Sebastian Kuzminsky <seb@xxxxxxxxxxx> · Wed, 12 Oct 2022 15:14:51 -0600

Hi folks, I'm seeing a behavior I don't understand, that I'm hoping you 
can help me with.

The setup is:
    Raspberry Pi 4 (4x ARMv8 Cortex-A72)
    Debian Bookworm arm64 (https://raspi.debian.net/tested-images/)
    Linux 5.19.14 with 5.19-rt10 patches (config in git repo below)
    cmdline:
	irqaffinity=0-1
	rcu_nocbs=2-3
	rcu_nocb_poll
	nohz_full=2-3
	isolcpus=nohz,domain,managed_irq,2-3

On this system I run a realtime thread that does all the 
latency-reducing tricks I know of:
    kernel command line as specified above
    cpufreq scaling governor = performance
    mlockall()
    set cpu affinity to an isolcpu processor
    run in userspace continuously, never sleep or yield the cpu

The surprising behavior is that if I set the realtime thread to use 
scheduling policy SCHED_FIFO, and set its priority to the max, i get 
terrible behavior - lots of preemption, and lots of idle time on the 
CPU.  On the other hand, if I leave the realtime thread with scheduling 
policy SCHED_OTHER, and the default priority of 0, then the system 
performs great - hardly any preemption.

The test program is here:
    https://github.com/SebKuzminsky/preempt-rt-latency-test

That program does the process-wide realtime setup, then runs a realtime 
thread with SCHED_OTHER (which performs well), joins that thread and 
instead runs a second thread with SCHED_FIFO (which performs poorly). 
It doesn't matter which order I run the threads in, SCHED_FIFO first 
still performs poorly.  Both threads run the same function:
    busywait 1 ms (using the hardware cycle counter for timing)
    check the cycle count
    repeat 10k times
    return

So it doesn't do anything useful, it just looks for latency.

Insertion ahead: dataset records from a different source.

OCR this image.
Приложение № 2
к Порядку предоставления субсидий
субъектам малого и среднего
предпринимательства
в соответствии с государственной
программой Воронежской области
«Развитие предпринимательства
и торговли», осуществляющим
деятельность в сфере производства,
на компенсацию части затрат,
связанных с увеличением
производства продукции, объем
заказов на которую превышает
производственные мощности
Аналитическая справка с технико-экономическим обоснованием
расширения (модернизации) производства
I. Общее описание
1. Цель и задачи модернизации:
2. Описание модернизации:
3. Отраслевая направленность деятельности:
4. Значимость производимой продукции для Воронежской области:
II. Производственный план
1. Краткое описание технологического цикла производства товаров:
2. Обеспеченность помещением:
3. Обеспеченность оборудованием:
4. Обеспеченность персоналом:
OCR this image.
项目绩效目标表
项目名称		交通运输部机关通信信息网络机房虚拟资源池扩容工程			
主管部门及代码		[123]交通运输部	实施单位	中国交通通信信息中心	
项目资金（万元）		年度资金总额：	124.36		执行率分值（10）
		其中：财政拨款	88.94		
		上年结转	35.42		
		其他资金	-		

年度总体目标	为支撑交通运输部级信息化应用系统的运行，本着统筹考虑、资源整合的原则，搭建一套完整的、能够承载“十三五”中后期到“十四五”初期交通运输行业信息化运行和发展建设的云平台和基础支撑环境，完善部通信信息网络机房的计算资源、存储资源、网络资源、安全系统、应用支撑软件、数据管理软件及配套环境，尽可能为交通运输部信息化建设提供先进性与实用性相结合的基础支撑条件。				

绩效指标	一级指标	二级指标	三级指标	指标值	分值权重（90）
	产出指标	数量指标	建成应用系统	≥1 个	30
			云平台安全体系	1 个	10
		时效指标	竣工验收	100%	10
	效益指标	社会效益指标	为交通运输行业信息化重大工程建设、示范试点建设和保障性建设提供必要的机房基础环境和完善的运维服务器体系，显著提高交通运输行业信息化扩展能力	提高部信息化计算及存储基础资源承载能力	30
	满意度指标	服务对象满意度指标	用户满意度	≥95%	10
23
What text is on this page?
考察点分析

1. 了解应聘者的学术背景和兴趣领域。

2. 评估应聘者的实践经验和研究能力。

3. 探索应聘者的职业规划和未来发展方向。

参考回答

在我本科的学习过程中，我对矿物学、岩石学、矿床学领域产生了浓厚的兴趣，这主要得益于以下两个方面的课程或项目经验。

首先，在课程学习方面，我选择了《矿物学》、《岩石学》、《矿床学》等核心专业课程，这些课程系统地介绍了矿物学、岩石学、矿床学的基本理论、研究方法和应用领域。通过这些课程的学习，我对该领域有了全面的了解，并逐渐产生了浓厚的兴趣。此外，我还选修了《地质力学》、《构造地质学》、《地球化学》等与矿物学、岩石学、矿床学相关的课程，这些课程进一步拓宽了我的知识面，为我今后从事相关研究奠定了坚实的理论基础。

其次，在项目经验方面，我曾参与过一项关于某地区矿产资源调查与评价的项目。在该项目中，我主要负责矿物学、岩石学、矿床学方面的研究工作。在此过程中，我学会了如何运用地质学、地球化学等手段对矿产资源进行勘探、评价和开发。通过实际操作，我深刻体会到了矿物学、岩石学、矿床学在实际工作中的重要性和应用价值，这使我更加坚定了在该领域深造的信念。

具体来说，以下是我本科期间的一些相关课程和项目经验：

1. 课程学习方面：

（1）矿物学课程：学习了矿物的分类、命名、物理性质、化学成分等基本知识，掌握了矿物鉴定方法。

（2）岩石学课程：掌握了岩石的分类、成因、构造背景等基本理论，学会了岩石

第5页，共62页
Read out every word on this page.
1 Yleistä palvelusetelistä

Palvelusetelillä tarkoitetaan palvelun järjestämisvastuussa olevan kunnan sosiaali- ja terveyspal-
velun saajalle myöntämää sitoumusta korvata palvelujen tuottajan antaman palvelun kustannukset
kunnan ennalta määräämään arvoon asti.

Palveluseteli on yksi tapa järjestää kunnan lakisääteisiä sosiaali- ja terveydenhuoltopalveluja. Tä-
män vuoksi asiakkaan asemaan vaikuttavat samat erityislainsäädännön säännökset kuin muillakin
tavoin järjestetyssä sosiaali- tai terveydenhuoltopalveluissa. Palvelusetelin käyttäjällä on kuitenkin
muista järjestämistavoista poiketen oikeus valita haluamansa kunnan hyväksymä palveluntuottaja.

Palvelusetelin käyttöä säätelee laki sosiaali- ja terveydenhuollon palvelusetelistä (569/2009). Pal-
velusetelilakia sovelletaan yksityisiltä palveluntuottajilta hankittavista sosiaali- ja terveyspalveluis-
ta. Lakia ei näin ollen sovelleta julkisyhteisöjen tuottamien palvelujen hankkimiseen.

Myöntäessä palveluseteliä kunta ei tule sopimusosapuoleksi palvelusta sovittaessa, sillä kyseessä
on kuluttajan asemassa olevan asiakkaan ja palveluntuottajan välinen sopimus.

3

The results look like this:

using PTHREAD_INHERIT_SCHED to keep SCHED_OTHER (with default priority)
scheduling policy: SCHED_OTHER
scheduling parameter priority: 0 (min=0, max=0)
cpu affinity: 3
after 10000 iterations:
    min=54001 cycles (1000.019 us, 1.000 ms)
    avg=54002.001 cycles (1000.037 us, 1.000 ms)
    max=54009 cycles (1000.167 us, 1.000 ms)
OK: worst latency < 2 ms

using PTHREAD_EXPLICT_SCHED to set SCHED_FIFO (with highest priority)
scheduling policy: SCHED_FIFO
scheduling parameter priority: 99 (min=1, max=99)
cpu affinity: 3
after 10000 iterations:
    min=54001 cycles (1000.019 us, 1.000 ms)
    avg=78900.171 cycles (1461.114 us, 1.461 ms)
    max=53188533 cycles (984972.833 us, 984.973 ms)
ERROR: worst latency > 2 ms

The results with SCHED_OTHER are great, but the results with SCHED_FIFO 
are terrible.  This is surprising to me!  I'd expect a thread using 
SCHED_FIFO with max priority to behave at least as well as a thread 
using SCHED_OTHER with the default priority.  Am I misunderstanding 
something here, or is this a bug?

I'm happy to run any experiments people suggest.

--
Sebastian Kuzminsky